THE EXONERATED

Jessica Blank, Erik Jensen

Riverside Studios, Hammersmith

In the summer of 2000, script writers Jessica Blank and her husband Erik Jensen interviewed 40 of the 89 death row inmates in the US to create the play ‘The Exonerated’, which started a 16-week run at London’s Riverside Studios, Hammersmith at the end of last month. It is a play about the American legal system, and about corruption, ignorance, racism and ambition – demonstrating everything bad about the desperate rush to convict.

This verbatim theatre is dramatically brought to life by the cold, emotive performances of its cast. At the risk of glamourising the production, the list of present and previous artists who have appeared in Bob Balaban’s award-winning production during its New York leg is exceptionally impressive: Robin Williams, Richard Dreyfuss, Vanessa Redgrave, Alanis Morissette, Danny Glover and Kathleen Turner to name but six. The names of the A-listers from both sides of the Atlantic who have appeared in the play goes on and on. But this story is not one of glamour, but a true tale of six very different people who were condemned to death in the US penal system for crimes that they did not commit. Crimes for which they spent decades on death row awaiting execution.


‘The Exonerated’ is made up of their true-life stories, in their own words. The tale of Sunny Jacobs, a mother of two who spent 16 years on death row on the basis of false evidence; Kerry Max Cook, a Texan who was wrongly convicted of murder; Delbert Tibbs, a black Chicago poet who was falsely accused of rape and murder while hitchhiking across America.
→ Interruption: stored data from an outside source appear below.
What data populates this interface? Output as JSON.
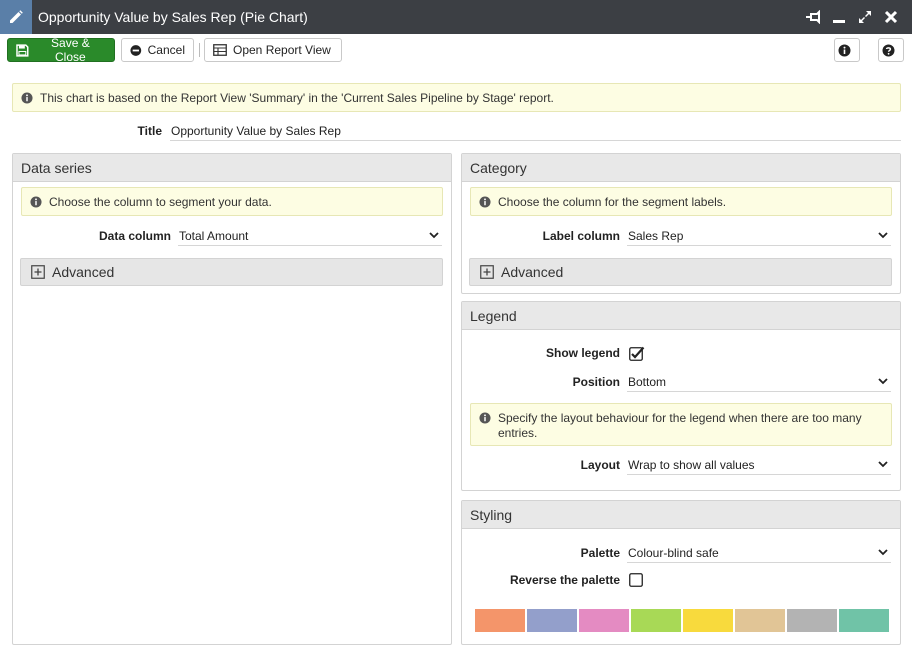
{
  "window": {
    "title": "Opportunity Value by Sales Rep (Pie Chart)",
    "icons": [
      "pencil-icon",
      "pin-icon",
      "minimize-icon",
      "maximize-icon",
      "close-icon"
    ]
  },
  "toolbar": {
    "save_label": "Save & Close",
    "cancel_label": "Cancel",
    "open_view_label": "Open Report View"
  },
  "info_banner": "This chart is based on the Report View 'Summary' in the 'Current Sales Pipeline by Stage' report.",
  "title_field": {
    "label": "Title",
    "value": "Opportunity Value by Sales Rep"
  },
  "data_series": {
    "header": "Data series",
    "hint": "Choose the column to segment your data.",
    "data_column_label": "Data column",
    "data_column_value": "Total Amount",
    "advanced_label": "Advanced"
  },
  "category": {
    "header": "Category",
    "hint": "Choose the column for the segment labels.",
    "label_column_label": "Label column",
    "label_column_value": "Sales Rep",
    "advanced_label": "Advanced"
  },
  "legend": {
    "header": "Legend",
    "show_legend_label": "Show legend",
    "show_legend_checked": true,
    "position_label": "Position",
    "position_value": "Bottom",
    "hint": "Specify the layout behaviour for the legend when there are too many entries.",
    "layout_label": "Layout",
    "layout_value": "Wrap to show all values"
  },
  "styling": {
    "header": "Styling",
    "palette_label": "Palette",
    "palette_value": "Colour-blind safe",
    "reverse_label": "Reverse the palette",
    "reverse_checked": false,
    "palette_colors": [
      "#f4956a",
      "#939fcb",
      "#e48bc2",
      "#a8d956",
      "#f8da3d",
      "#e1c596",
      "#b3b3b3",
      "#70c3a7"
    ]
  },
  "colors": {
    "titlebar_bg": "#3c3f44",
    "save_button_bg": "#2a8a2a",
    "info_bg": "#fdfde3"
  }
}
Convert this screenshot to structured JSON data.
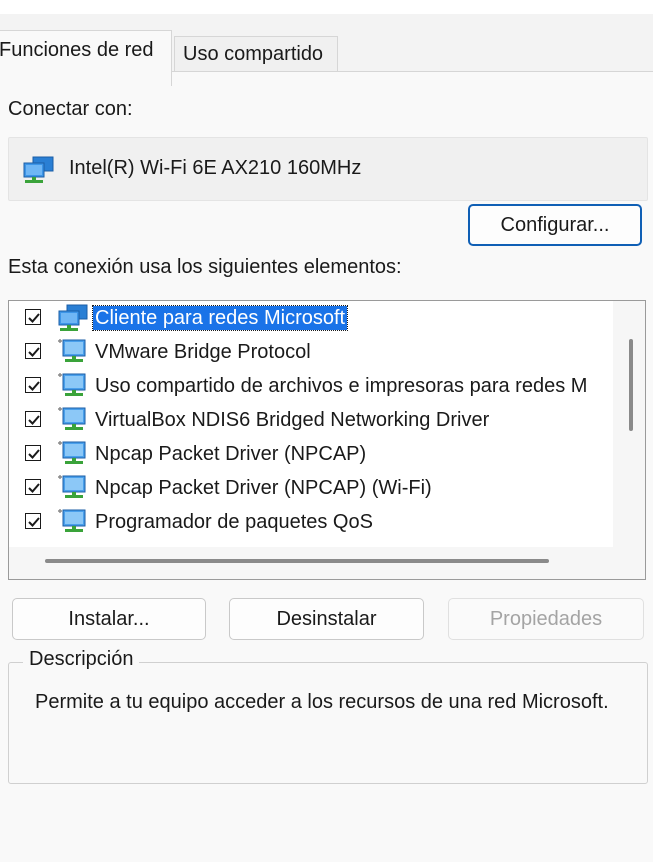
{
  "tabs": [
    {
      "label": "Funciones de red",
      "active": true
    },
    {
      "label": "Uso compartido",
      "active": false
    }
  ],
  "connect": {
    "label": "Conectar con:",
    "adapter_name": "Intel(R) Wi-Fi 6E AX210 160MHz",
    "adapter_icon": "network-adapter-icon"
  },
  "configure_label": "Configurar...",
  "items_label": "Esta conexión usa los siguientes elementos:",
  "items": [
    {
      "label": "Cliente para redes Microsoft",
      "checked": true,
      "selected": true,
      "icon": "network-client-icon"
    },
    {
      "label": "VMware Bridge Protocol",
      "checked": true,
      "selected": false,
      "icon": "network-protocol-icon"
    },
    {
      "label": "Uso compartido de archivos e impresoras para redes M",
      "checked": true,
      "selected": false,
      "icon": "network-service-icon"
    },
    {
      "label": "VirtualBox NDIS6 Bridged Networking Driver",
      "checked": true,
      "selected": false,
      "icon": "network-protocol-icon"
    },
    {
      "label": "Npcap Packet Driver (NPCAP)",
      "checked": true,
      "selected": false,
      "icon": "network-protocol-icon"
    },
    {
      "label": "Npcap Packet Driver (NPCAP) (Wi-Fi)",
      "checked": true,
      "selected": false,
      "icon": "network-protocol-icon"
    },
    {
      "label": "Programador de paquetes QoS",
      "checked": true,
      "selected": false,
      "icon": "network-service-icon"
    }
  ],
  "buttons": {
    "install": "Instalar...",
    "uninstall": "Desinstalar",
    "properties": "Propiedades"
  },
  "description": {
    "title": "Descripción",
    "text": "Permite a tu equipo acceder a los recursos de una red Microsoft."
  },
  "colors": {
    "selection": "#1a73e8",
    "primary_border": "#0f5fb5"
  }
}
The performances are spell binding, compulsive and somewhat surprisingly invigorating. While the cast changes every few days, the star character is Sunny Jacobs. Her quiet resilience illuminates the stage, everything she says is spoken to a silent audience hungry to devour her every word. When I attended she was played by Stockard Channing, who played the First Lady in US drama the ‘West Wing’.


However, there will be an opportunity to witness Sunny playing herself from 11-15 April – now that must be harrowing. Not only was Sunny on death row for a murder that she did not commit, but so too was her husband Jesse Tafero, under identical circumstances. He was not however exonerated. He lost his life to the electric chair: ‘It took thirteen-and-a-half minutes for Jesse to die. Three jolts of electricity that lasted fifty-five seconds each. Until finally flames shot out from his head, and smoke came from his ears.’


This is not a play for the faint-hearted, but it is a play about hope and it is highly recommended. In places it is terrifying, disturbing and unforgiving. But then again, this is the real world.


‘The Exonerated’ is at the Riverside Studios, Hammersmith, London W6 until 11 June. Tickets from the box office, tel: 020 8237 1111.